Ce sont là des anomalies qu’il convient de corriger en attribuant aux maîtrises d’ouvrage la responsabilité de leur budget informatique. On peut évaluer la maturité de l'entreprise en matière de SI selon ce critère. Un tel changement suppose toutefois :

-          que les maîtrises d’ouvrage aient les compétences nécessaires, donc qu’elles soient professionnalisées ;

-          que la DSI fasse un effort en termes de connaissance et de transparence du suivi des projets ;

-          que des méthodes d’affectation des coûts soient corrigées et complétées. 


[1] Chacun son rôle : Le directeur de la production : « Comment se fait-il que vous ne parveniez pas à écouler les merveilles que je produis ? ». Le directeur commercial : « Comment voulez-vous que je parvienne à vendre de tels rossignols ? »
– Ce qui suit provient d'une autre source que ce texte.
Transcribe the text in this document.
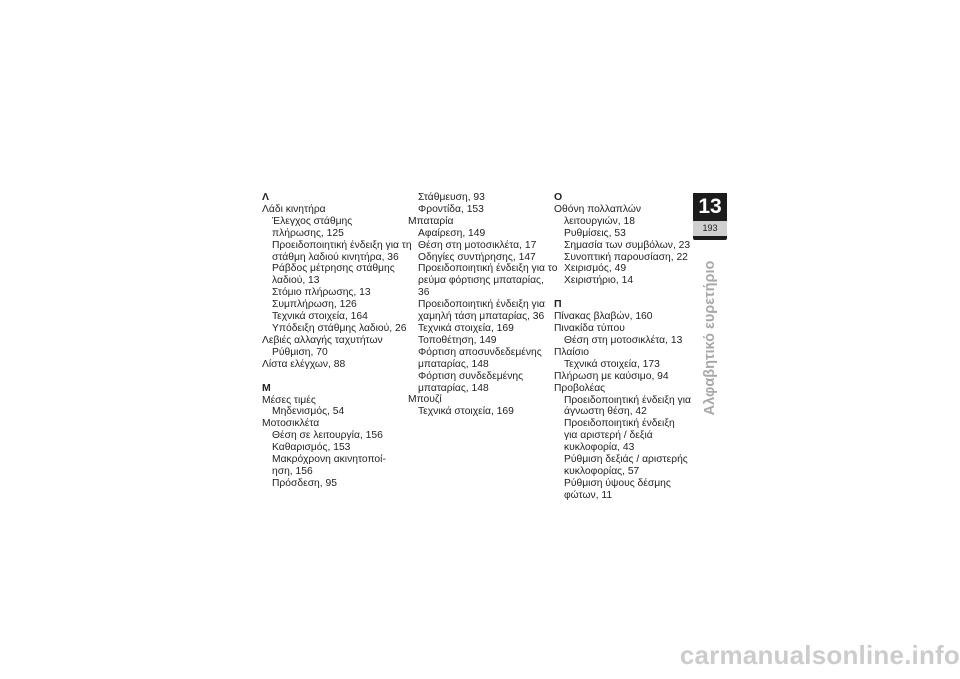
Λ
Λάδι κινητήρα
Έλεγχος στάθμης
πλήρωσης, 125
Προειδοποιητική ένδειξη για τη
στάθμη λαδιού κινητήρα, 36
Ράβδος μέτρησης στάθμης
λαδιού, 13
Στόμιο πλήρωσης, 13
Συμπλήρωση, 126
Τεχνικά στοιχεία, 164
Υπόδειξη στάθμης λαδιού, 26
Λεβιές αλλαγής ταχυτήτων
Ρύθμιση, 70
Λίστα ελέγχων, 88
Μ
Μέσες τιμές
Μηδενισμός, 54
Μοτοσικλέτα
Θέση σε λειτουργία, 156
Καθαρισμός, 153
Μακρόχρονη ακινητοποί-
ηση, 156
Πρόσδεση, 95
Στάθμευση, 93
Φροντίδα, 153
Μπαταρία
Αφαίρεση, 149
Θέση στη μοτοσικλέτα, 17
Οδηγίες συντήρησης, 147
Προειδοποιητική ένδειξη για το
ρεύμα φόρτισης μπαταρίας, 36
Προειδοποιητική ένδειξη για
χαμηλή τάση μπαταρίας, 36
Τεχνικά στοιχεία, 169
Τοποθέτηση, 149
Φόρτιση αποσυνδεδεμένης
μπαταρίας, 148
Φόρτιση συνδεδεμένης
μπαταρίας, 148
Μπουζί
Τεχνικά στοιχεία, 169
Ο
Οθόνη πολλαπλών
λειτουργιών, 18
Ρυθμίσεις, 53
Σημασία των συμβόλων, 23
Συνοπτική παρουσίαση, 22
Χειρισμός, 49
Χειριστήριο, 14
Π
Πίνακας βλαβών, 160
Πινακίδα τύπου
Θέση στη μοτοσικλέτα, 13
Πλαίσιο
Τεχνικά στοιχεία, 173
Πλήρωση με καύσιμο, 94
Προβολέας
Προειδοποιητική ένδειξη για
άγνωστη θέση, 42
Προειδοποιητική ένδειξη
για αριστερή / δεξιά
κυκλοφορία, 43
Ρύθμιση δεξιάς / αριστερής
κυκλοφορίας, 57
Ρύθμιση ύψους δέσμης
φώτων, 11
13
193
Αλφαβητικό ευρετήριο
carmanualsonline.info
[2] Étymologiquement, le mot « stratège » désigne le général à la tête d’une armée, le gouverneur à la tête d’une province, le consul à la tête de l’État. Est « stratégique » ce qui relève de ce niveau de décision.

[3] « La technique, moi, je n’en ai rien à foutre ! », a déclaré Michel Bon, alors président de France Telecom, lors d’une conférence à Dauphine. Et le public, ravi, d’applaudir… Le mépris envers la technique, envers le savoir-faire et le pouvoir faire, est un des corollaires de la cécité stratégique.

[4] Plus précisément la qualité de l’articulation entre l’EHO et l’APU, voir « Restaurer le mot « informatique » ».

[5] Tout en leur demandant parfois de « ne pas faire de vagues » (principe suprême des entreprises immatures).